И снова дорога. И снова вконец ограбленные ханской ордой села и города. Невозможно было смотреть на пустые хаты, на безжизненные дворища, в которых нередко виднелись трупы людей.
Вдруг карета остановилась.
— Что случилось? — спросил он подскочившего к окну сотника.
Тот показал на казацкое войско, скачущее навстречу. Через минуту первые казаки были уже около кареты. Один из них соскочил с коня и подошел к карете. Хмельницкий узнал в нем своего давнего друга Ивана Сирко, которому поручил казацкое войско, оставшееся с татарами после Жванецкой битвы. Полковник низко поклонился и с волнением в голосе проговорил:
— Извини, батьку Хмелю, что осмелились потревожить тебя. С трудом мы оторвались от хана, который возвращается в Крым и хотел нас силой затянуть туда же. Татары страшно издеваются над Украиной. Хватают в ясырь наших людей, грабят. Узнали мы, что из-под Литвы в Крым возвращается более пятнадцати тысяч воинов ханской орды, отягощенных добычей, с сотнями пленников. Как смерч пронеслись они по Украине, предавая людей смерти, а жилища их — огню. Орда мимо Киева проходить будет. Дозволь, батьку Хмелю, по справедливости поступить — освободить братьев и сестер наших из неволи.
Хмельницкий вышел из кареты, расправил затекшие ноги, пошевелил крепкими плечами и оглядел подъехавших казаков. Подойдя к полковнику, он одобрительно проговорил:
— Доброе дело задумал. Только мало вас.
Потом приказал своему сотнику:
— Возьми сколько нужно казаков и поспеши в Чигирин. Там девять тысяч низового войска меня ожидает. Бери его и скачи нам на помощь. А я вот с этим да с охранной сотней пойду навстречу орде.
Хмельницкого словно подменили. Куда подевалась усталость, угнетенность. Он велел подать себе коня, вскочил на него по-молодому, на рысях проехал вдоль казацкого строя и, возглавив его, приказал казакам следовать за ним. Те, словно ожидали этого, с выкриками: «Ура! Слава нашему Хмелю!» — поскакали за гетманом.
24 декабря 1653 года вечером гетман вернулся в Чигирин. Он тут же пишет письмо русским послам Бутурлину и Алферьеву с просьбой поспешить в Переяслав для переговоров. А 26-го утром отправляет нарочного вместе с низовым Запорожским Войском с благодарственным письмом на Сечь. «Отпускаем к вам Войско ваше низовое Запоржское, которое вы прошлым летом по желанию нашему в связи с военной необходимостью против неприятелей поляков выступить к нам прислали, и за прислание оного весьма вам благодарны и впредь убедительно просим».

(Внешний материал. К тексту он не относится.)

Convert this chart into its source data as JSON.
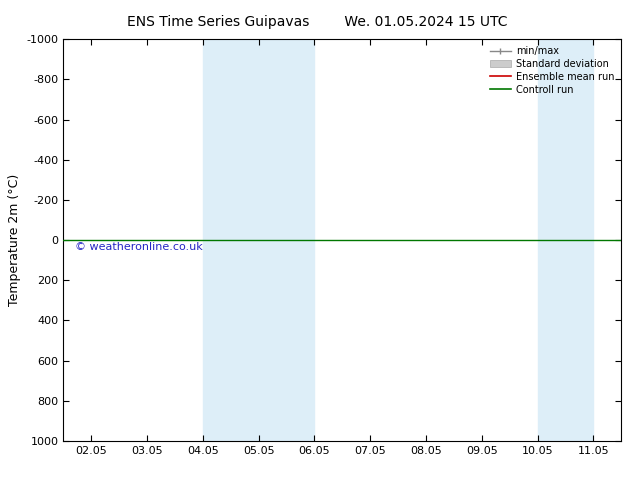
{
  "title_left": "ENS Time Series Guipavas",
  "title_right": "We. 01.05.2024 15 UTC",
  "ylabel": "Temperature 2m (°C)",
  "watermark": "© weatheronline.co.uk",
  "ylim_top": -1000,
  "ylim_bottom": 1000,
  "yticks": [
    -1000,
    -800,
    -600,
    -400,
    -200,
    0,
    200,
    400,
    600,
    800,
    1000
  ],
  "xtick_labels": [
    "02.05",
    "03.05",
    "04.05",
    "05.05",
    "06.05",
    "07.05",
    "08.05",
    "09.05",
    "10.05",
    "11.05"
  ],
  "xtick_positions": [
    0,
    1,
    2,
    3,
    4,
    5,
    6,
    7,
    8,
    9
  ],
  "shade_bands": [
    {
      "x_start": 2,
      "x_end": 3,
      "color": "#ddeef8"
    },
    {
      "x_start": 3,
      "x_end": 4,
      "color": "#ddeef8"
    },
    {
      "x_start": 8,
      "x_end": 9,
      "color": "#ddeef8"
    }
  ],
  "control_run_y": 0,
  "control_run_color": "#007700",
  "ensemble_mean_color": "#cc0000",
  "std_dev_color": "#cccccc",
  "minmax_color": "#888888",
  "background_color": "#ffffff",
  "legend_labels": [
    "min/max",
    "Standard deviation",
    "Ensemble mean run",
    "Controll run"
  ],
  "legend_colors": [
    "#888888",
    "#cccccc",
    "#cc0000",
    "#007700"
  ],
  "title_fontsize": 10,
  "tick_fontsize": 8,
  "ylabel_fontsize": 9
}
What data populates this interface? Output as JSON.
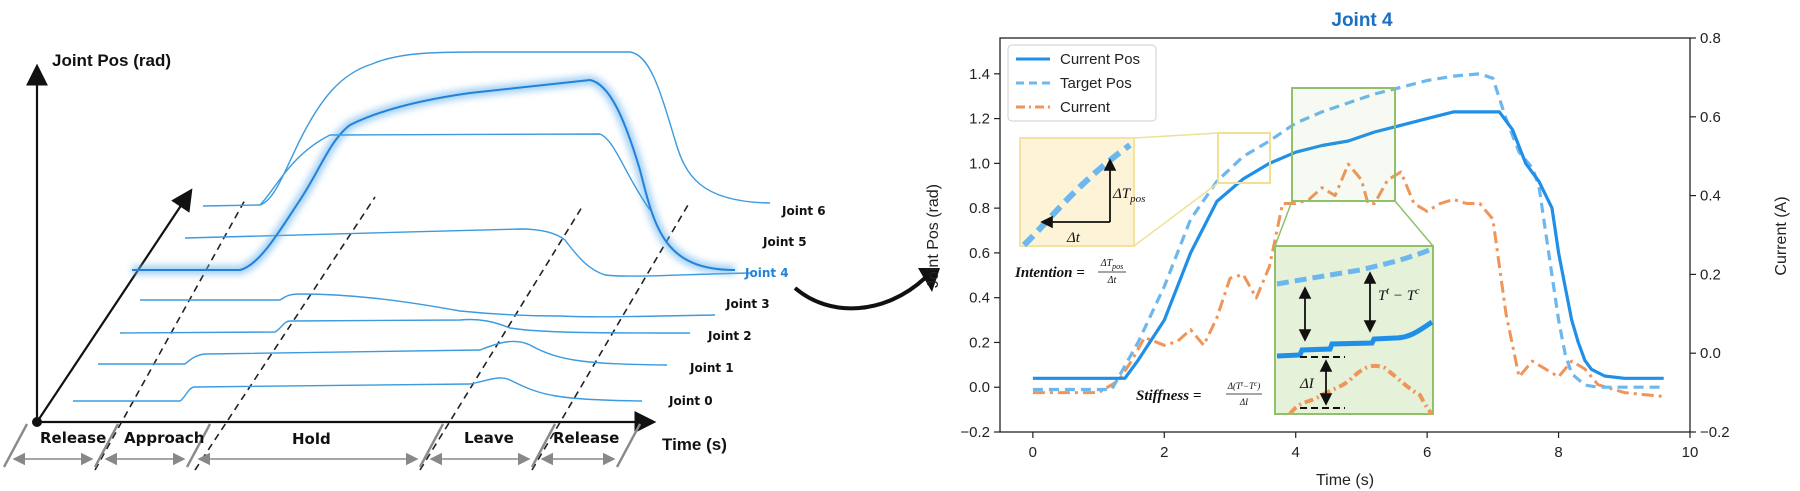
{
  "left_panel": {
    "y_axis_label": "Joint Pos (rad)",
    "x_axis_label": "Time (s)",
    "joints": [
      "Joint 0",
      "Joint 1",
      "Joint 2",
      "Joint 3",
      "Joint 4",
      "Joint 5",
      "Joint 6"
    ],
    "highlighted_joint": "Joint 4",
    "phases": [
      "Release",
      "Approach",
      "Hold",
      "Leave",
      "Release"
    ]
  },
  "right_panel": {
    "annotations": {
      "delta_t_pos": "ΔT",
      "delta_t_pos_sub": "pos",
      "delta_t": "Δt",
      "intention_label": "Intention",
      "intention_num": "ΔT",
      "intention_num_sub": "pos",
      "intention_den": "Δt",
      "tt_minus_tc": "T",
      "tt_sup": "t",
      "tc_sup": "c",
      "delta_i": "ΔI",
      "stiffness_label": "Stiffness",
      "stiffness_num": "Δ(T",
      "stiffness_den": "ΔI"
    }
  },
  "colors": {
    "current_pos": "#1f8fe8",
    "target_pos": "#6cb7ee",
    "current": "#f0955a",
    "joint4_title": "#1a6fc2",
    "intention_box": "#f3e3a0",
    "stiffness_box": "#8fc06a"
  },
  "chart_data": {
    "type": "line",
    "title": "Joint 4",
    "xlabel": "Time (s)",
    "ylabel": "Joint Pos (rad)",
    "y2label": "Current (A)",
    "xlim": [
      -0.5,
      10
    ],
    "ylim": [
      -0.2,
      1.56
    ],
    "y2lim": [
      -0.2,
      0.8
    ],
    "x_ticks": [
      "0",
      "2",
      "4",
      "6",
      "8",
      "10"
    ],
    "y_ticks": [
      "−0.2",
      "0.0",
      "0.2",
      "0.4",
      "0.6",
      "0.8",
      "1.0",
      "1.2",
      "1.4"
    ],
    "y2_ticks": [
      "−0.2",
      "0.0",
      "0.2",
      "0.4",
      "0.6",
      "0.8"
    ],
    "legend_position": "top-left",
    "grid": false,
    "series": [
      {
        "name": "Current Pos",
        "axis": "left",
        "style": "solid",
        "x": [
          0,
          1.4,
          1.6,
          2.0,
          2.4,
          2.8,
          3.2,
          3.6,
          4.0,
          4.4,
          4.8,
          5.2,
          5.6,
          6.0,
          6.4,
          6.8,
          7.1,
          7.3,
          7.5,
          7.7,
          7.9,
          8.0,
          8.1,
          8.2,
          8.3,
          8.4,
          8.5,
          8.7,
          9.0,
          9.6
        ],
        "y": [
          0.04,
          0.04,
          0.12,
          0.3,
          0.6,
          0.83,
          0.93,
          1.0,
          1.05,
          1.08,
          1.1,
          1.14,
          1.17,
          1.2,
          1.23,
          1.23,
          1.23,
          1.15,
          1.0,
          0.92,
          0.8,
          0.6,
          0.45,
          0.3,
          0.2,
          0.12,
          0.08,
          0.05,
          0.04,
          0.04
        ]
      },
      {
        "name": "Target Pos",
        "axis": "left",
        "style": "dashed",
        "x": [
          0,
          1.2,
          1.6,
          2.0,
          2.4,
          2.8,
          3.2,
          3.6,
          4.0,
          4.4,
          4.8,
          5.2,
          5.6,
          6.0,
          6.4,
          6.8,
          7.0,
          7.2,
          7.4,
          7.6,
          7.7,
          7.8,
          7.9,
          8.0,
          8.1,
          8.2,
          8.4,
          8.6,
          9.0,
          9.6
        ],
        "y": [
          -0.01,
          -0.01,
          0.2,
          0.45,
          0.75,
          0.92,
          1.03,
          1.1,
          1.18,
          1.23,
          1.27,
          1.31,
          1.34,
          1.37,
          1.39,
          1.4,
          1.38,
          1.2,
          1.05,
          0.98,
          0.9,
          0.7,
          0.5,
          0.3,
          0.15,
          0.06,
          0.01,
          0.0,
          0.0,
          0.0
        ]
      },
      {
        "name": "Current",
        "axis": "right",
        "style": "dashdot",
        "x": [
          0,
          1.0,
          1.3,
          1.5,
          1.7,
          2.0,
          2.2,
          2.4,
          2.6,
          2.8,
          3.0,
          3.2,
          3.4,
          3.6,
          3.8,
          4.0,
          4.2,
          4.4,
          4.6,
          4.8,
          5.0,
          5.1,
          5.2,
          5.4,
          5.6,
          5.8,
          6.0,
          6.2,
          6.4,
          6.6,
          6.8,
          7.0,
          7.2,
          7.4,
          7.6,
          7.8,
          8.0,
          8.2,
          8.4,
          8.6,
          8.8,
          9.0,
          9.6
        ],
        "y": [
          -0.1,
          -0.1,
          -0.07,
          -0.02,
          0.04,
          0.02,
          0.03,
          0.06,
          0.02,
          0.09,
          0.19,
          0.2,
          0.14,
          0.22,
          0.38,
          0.38,
          0.39,
          0.42,
          0.4,
          0.48,
          0.44,
          0.38,
          0.38,
          0.44,
          0.46,
          0.38,
          0.36,
          0.38,
          0.39,
          0.38,
          0.38,
          0.34,
          0.1,
          -0.06,
          -0.02,
          -0.04,
          -0.06,
          -0.02,
          -0.04,
          -0.08,
          -0.09,
          -0.1,
          -0.11
        ]
      }
    ]
  }
}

Хмельницкий отмечал, что еще в прошлом году спрашивал совета у кошевого атамана и всего низового Запорожского Войска по делу о воссоединении, но ответа до сего времени не получил. Он просил, чтобы на это письмо, посылаемое с нарочным, ответ был дан незамедлительно.
Отправив письмо и войско на Запорожье, Хмельницкий в тот же день встретился с русскими послами Родионом Стрешневым и Мартемьяном Бредихиным. Они прибыли на Украину еще в октябре 1653 года и все ждали, когда Хмельницкий вернется в Чигирин.
Принимали русских послов очень торжественно. Подняв чашу за здоровье государя, гетман приказал стрелять из пушек.
Переговоры вели Хмельницкий и войсковой писарь Иван Виговский. Обсуждались вопросы, касающиеся будущего воссоединения и оказания Россией военной помощи Украине в борьбе с поляками. В этот день переговоры не окончились. 27 декабря 1653 года к русским послам пришел Виговский и передал, что гетман их принять не сможет, так как уехал «для своих потреб в Субботов».
Грустные были это «потребы»: гетман хоронил в деревянной Михайловской церкви сына Тимофея. Ильинская церковь, которую он возводил как семейную усыпальницу тут же около своего двора, еще не была достроена.
Вернулся Хмельницкий из Субботова 28 декабря грустный и отрешенный. На следующий день он снова встретился с послами, те не узнали гетмана. Молча встретил он Стрешнева и Бредихина вместе с сыном Юрием. Виговский принес гетману письмо к государю, скрепленное войсковой печатью. Хмельницкий взял его в обе руки и, поцеловав, вручил Стрешневу. Он передал благодарность государю за милость к нему и войску и просьбу — прислать ратных людей на помощь, «потому что чает он нового королевского прихода вскоре, ныне в великий пост или вскоре после светлого воскресенья».
После обеда гетман так и остался за столом. Прощаясь с послами, глухо проговорил:
— Не удивляйтесь и не держите обиды, что не могу вас проводить сам. Большая печаль подкосила меня.